Había altares, como allí los designan, dedicados a Ivonne Frías Olvera, reina del carnaval de 2001, fallecida en accidente; Sor Juana Inés de la Cruz, la décima musa del conceptismo mexicano; Tenamaxtle, héroe chichimeca de la guerra del Mixtón de 1540; Frida Kahlo, Cantinflas y más. A pocos metros, en el atrio del Teatro Calderón, otro altar para Frida Kahlo.

Una mujer zacateña me refirió, muy amablemente, los productos del altarcito de Frida, alimentos para no desfallecer en su largo itinerario: tequila, tejocotes, camote, jícama, pan dulce, caña de azúcar, sal (para purificar el alma del difunto), calaveras de dulce. También velas, para alumbrar el largo camino, papel picado rosa, butano y morado (colores del duelo) y flores de cempazúchil. Un espectáculo fascinante de color y de imaginación: el realismo mágico explorado por las maestras, dispuestas a interpretar las fantasías de los niños.

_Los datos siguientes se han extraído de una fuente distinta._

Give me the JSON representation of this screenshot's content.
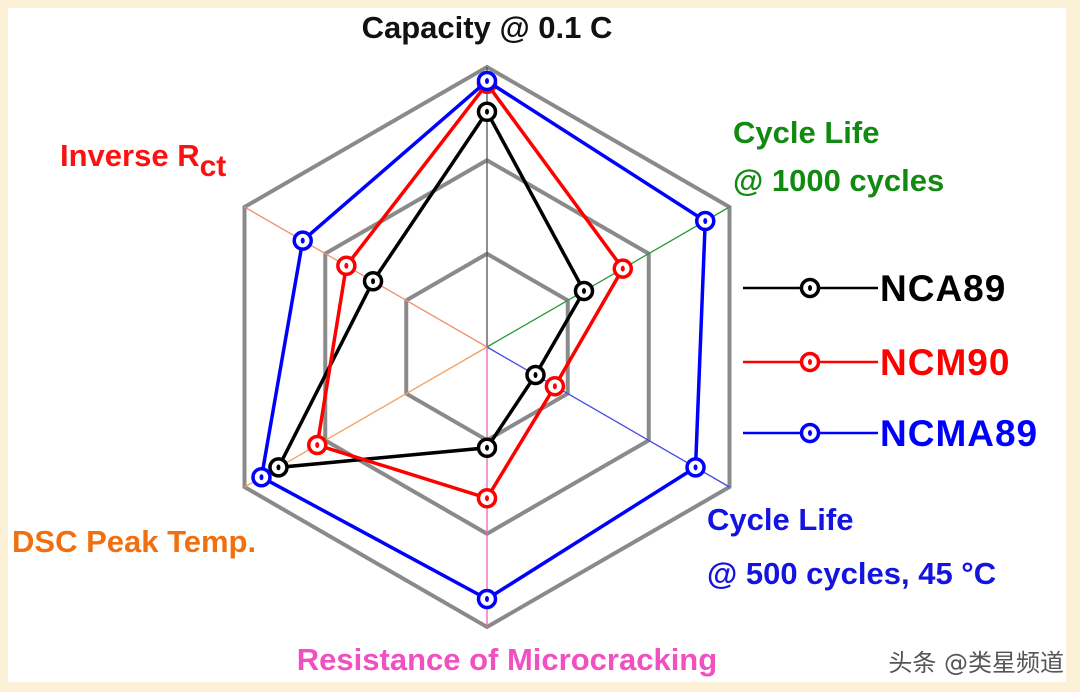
{
  "chart_data": {
    "type": "radar",
    "axes": [
      {
        "lines": [
          "Capacity @ 0.1 C"
        ],
        "color": "#111111",
        "axis_color": "#555555"
      },
      {
        "lines": [
          "Cycle Life",
          "@ 1000 cycles"
        ],
        "color": "#128a12",
        "axis_color": "#2a9a3a"
      },
      {
        "lines": [
          "Cycle Life",
          "@ 500 cycles, 45 °C"
        ],
        "color": "#1414e0",
        "axis_color": "#4a4ae8"
      },
      {
        "lines": [
          "Resistance of Microcracking"
        ],
        "color": "#f050c0",
        "axis_color": "#f060c0"
      },
      {
        "lines": [
          "DSC Peak Temp."
        ],
        "color": "#f07010",
        "axis_color": "#f0a060"
      },
      {
        "lines": [
          "Inverse R",
          "ct"
        ],
        "color": "#ff1010",
        "axis_color": "#f09070"
      }
    ],
    "range": [
      0,
      1
    ],
    "grid_levels": [
      0.333,
      0.667,
      1.0
    ],
    "series": [
      {
        "name": "NCA89",
        "color": "#000000",
        "values": [
          0.84,
          0.4,
          0.2,
          0.36,
          0.86,
          0.47
        ]
      },
      {
        "name": "NCM90",
        "color": "#ff0000",
        "values": [
          0.94,
          0.56,
          0.28,
          0.54,
          0.7,
          0.58
        ]
      },
      {
        "name": "NCMA89",
        "color": "#0000ff",
        "values": [
          0.95,
          0.9,
          0.86,
          0.9,
          0.93,
          0.76
        ]
      }
    ],
    "legend_position": "right"
  },
  "watermark": "头条 @类星频道"
}
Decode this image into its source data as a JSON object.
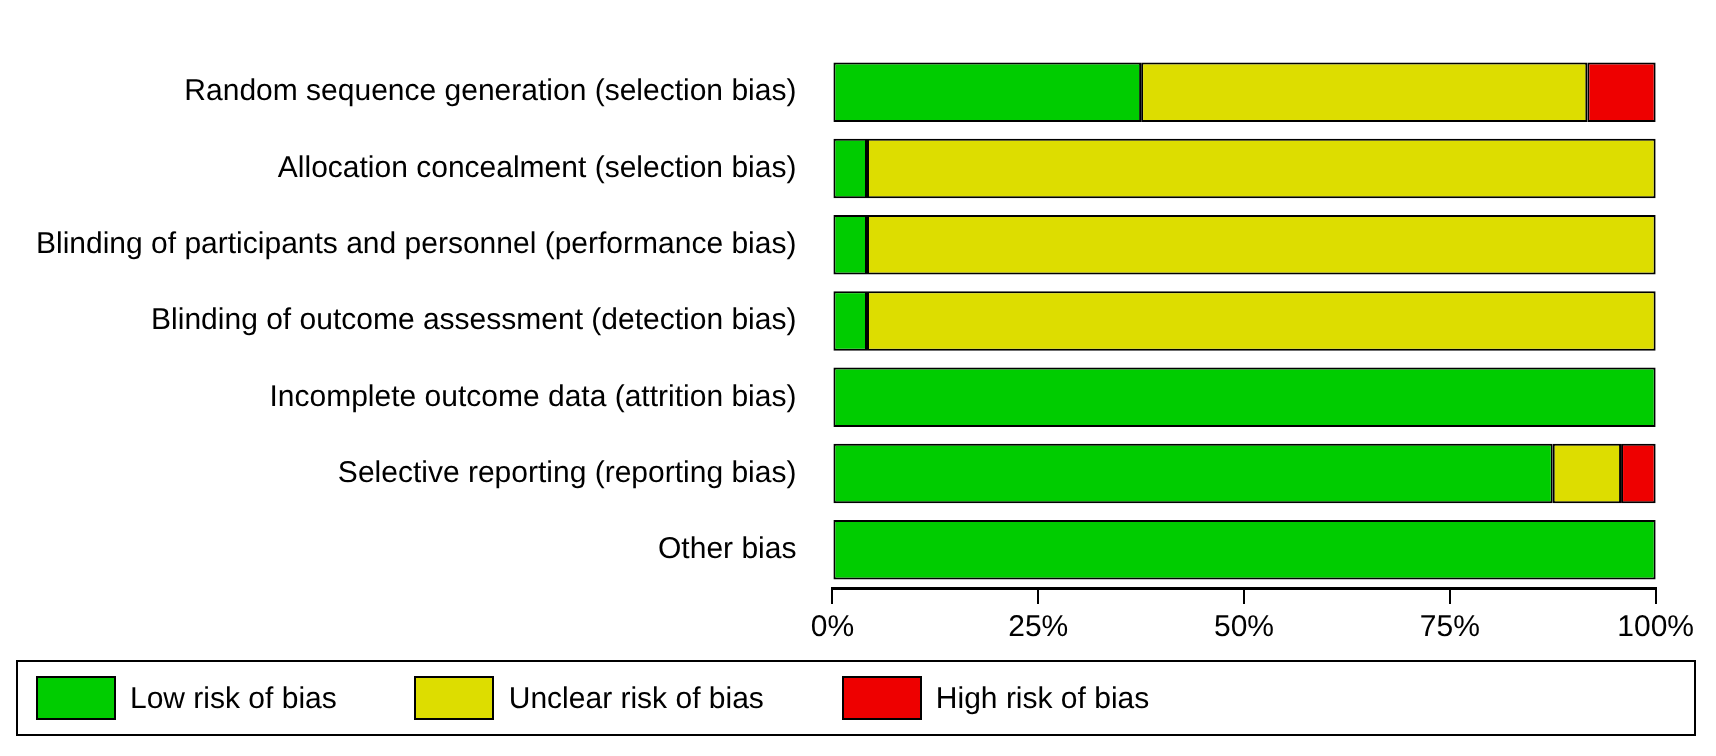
{
  "chart_data": {
    "type": "bar",
    "orientation": "horizontal",
    "stacked": true,
    "categories": [
      "Random sequence generation (selection bias)",
      "Allocation concealment (selection bias)",
      "Blinding of participants and personnel (performance bias)",
      "Blinding of outcome assessment (detection bias)",
      "Incomplete outcome data (attrition bias)",
      "Selective reporting (reporting bias)",
      "Other bias"
    ],
    "series": [
      {
        "name": "Low risk of bias",
        "color": "#00cc00",
        "values": [
          37.5,
          4.2,
          4.2,
          4.2,
          100,
          87.5,
          100
        ]
      },
      {
        "name": "Unclear risk of bias",
        "color": "#dddd00",
        "values": [
          54.2,
          95.8,
          95.8,
          95.8,
          0,
          8.3,
          0
        ]
      },
      {
        "name": "High risk of bias",
        "color": "#ee0000",
        "values": [
          8.3,
          0,
          0,
          0,
          0,
          4.2,
          0
        ]
      }
    ],
    "xlim": [
      0,
      100
    ],
    "xticks": [
      {
        "value": 0,
        "label": "0%"
      },
      {
        "value": 25,
        "label": "25%"
      },
      {
        "value": 50,
        "label": "50%"
      },
      {
        "value": 75,
        "label": "75%"
      },
      {
        "value": 100,
        "label": "100%"
      }
    ],
    "grid": false,
    "legend": "bottom"
  }
}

Se desconoce el origen de esta costumbre. Los nahuas, en efecto, no tenían certeza de la otra vida. No hay pruebas, pues, de que los altarcitos sean prehispánicos. Más bien parece una práctica de raíz cristiana, aunque fuertemente impregnada por la sensibilidad azteca.

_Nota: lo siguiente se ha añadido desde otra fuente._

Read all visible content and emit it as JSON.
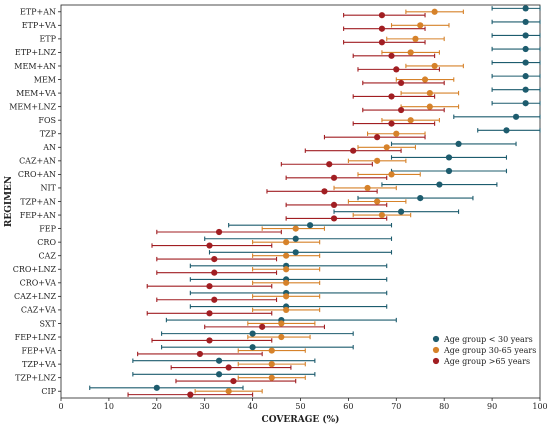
{
  "chart_data": {
    "type": "scatter",
    "orientation": "horizontal",
    "title": "",
    "xlabel": "COVERAGE (%)",
    "ylabel": "REGIMEN",
    "xlim": [
      0,
      100
    ],
    "xticks": [
      0,
      10,
      20,
      30,
      40,
      50,
      60,
      70,
      80,
      90,
      100
    ],
    "grid": false,
    "legend_position": "bottom-right",
    "categories": [
      "ETP+AN",
      "ETP+VA",
      "ETP",
      "ETP+LNZ",
      "MEM+AN",
      "MEM",
      "MEM+VA",
      "MEM+LNZ",
      "FOS",
      "TZP",
      "AN",
      "CAZ+AN",
      "CRO+AN",
      "NIT",
      "TZP+AN",
      "FEP+AN",
      "FEP",
      "CRO",
      "CAZ",
      "CRO+LNZ",
      "CRO+VA",
      "CAZ+LNZ",
      "CAZ+VA",
      "SXT",
      "FEP+LNZ",
      "FEP+VA",
      "TZP+VA",
      "TZP+LNZ",
      "CIP"
    ],
    "series": [
      {
        "name": "Age group < 30 years",
        "color": "#1d5c6e",
        "values": [
          97,
          97,
          97,
          97,
          97,
          97,
          97,
          97,
          95,
          93,
          83,
          81,
          81,
          79,
          75,
          71,
          52,
          49,
          49,
          47,
          47,
          47,
          47,
          46,
          40,
          40,
          33,
          33,
          20
        ],
        "lower": [
          90,
          90,
          90,
          90,
          90,
          90,
          90,
          90,
          82,
          87,
          69,
          69,
          69,
          67,
          62,
          57,
          35,
          30,
          31,
          27,
          27,
          27,
          27,
          22,
          21,
          21,
          15,
          15,
          6
        ],
        "upper": [
          100,
          100,
          100,
          100,
          100,
          100,
          100,
          100,
          100,
          100,
          95,
          93,
          93,
          91,
          86,
          83,
          69,
          69,
          69,
          68,
          68,
          68,
          68,
          70,
          61,
          61,
          53,
          53,
          38
        ]
      },
      {
        "name": "Age group 30-65 years",
        "color": "#d6822a",
        "values": [
          78,
          75,
          74,
          73,
          78,
          76,
          77,
          77,
          73,
          70,
          68,
          66,
          69,
          64,
          66,
          67,
          49,
          47,
          47,
          47,
          47,
          47,
          47,
          46,
          46,
          44,
          44,
          44,
          35
        ],
        "lower": [
          72,
          69,
          68,
          67,
          72,
          70,
          71,
          71,
          67,
          64,
          62,
          60,
          62,
          57,
          60,
          61,
          42,
          40,
          40,
          40,
          40,
          40,
          40,
          39,
          39,
          37,
          37,
          37,
          28
        ],
        "upper": [
          84,
          81,
          80,
          79,
          84,
          82,
          83,
          83,
          79,
          76,
          74,
          72,
          75,
          70,
          72,
          73,
          55,
          54,
          54,
          54,
          54,
          54,
          54,
          53,
          52,
          51,
          51,
          51,
          42
        ]
      },
      {
        "name": "Age group >65 years",
        "color": "#a11e22",
        "values": [
          67,
          67,
          67,
          69,
          70,
          71,
          69,
          71,
          69,
          66,
          61,
          56,
          57,
          55,
          57,
          57,
          33,
          31,
          32,
          32,
          31,
          32,
          31,
          42,
          31,
          29,
          35,
          36,
          27
        ],
        "lower": [
          59,
          59,
          59,
          61,
          62,
          63,
          61,
          63,
          61,
          55,
          51,
          46,
          47,
          43,
          47,
          47,
          20,
          19,
          20,
          20,
          18,
          20,
          18,
          30,
          19,
          16,
          23,
          24,
          14
        ],
        "upper": [
          76,
          76,
          76,
          78,
          79,
          80,
          78,
          80,
          78,
          76,
          71,
          65,
          68,
          66,
          68,
          68,
          46,
          44,
          45,
          45,
          44,
          45,
          44,
          55,
          44,
          42,
          48,
          49,
          40
        ]
      }
    ]
  }
}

En México es fiesta laboral el 2 de noviembre. Cuando celebré la misa de ese día, el sacristán entonó por su cuenta el gloria, que el pueblo cantó con gran entusiasmo. Los mexicanos, y los cristianos en general, con todas las exageraciones que se quiera, vemos el tránsito de la muerte con normalidad. Me comentaba un colega de la Universidad de Guadalajara, ya entrado en años, que había dado instrucciones para que a su muerte sus discípulos celebrasen una gran fiesta.

La muerte nos entristece, ciertamente; no obstante, para los que creemos en una vida más allá de la muerte, ésta es sólo un cambio de casa.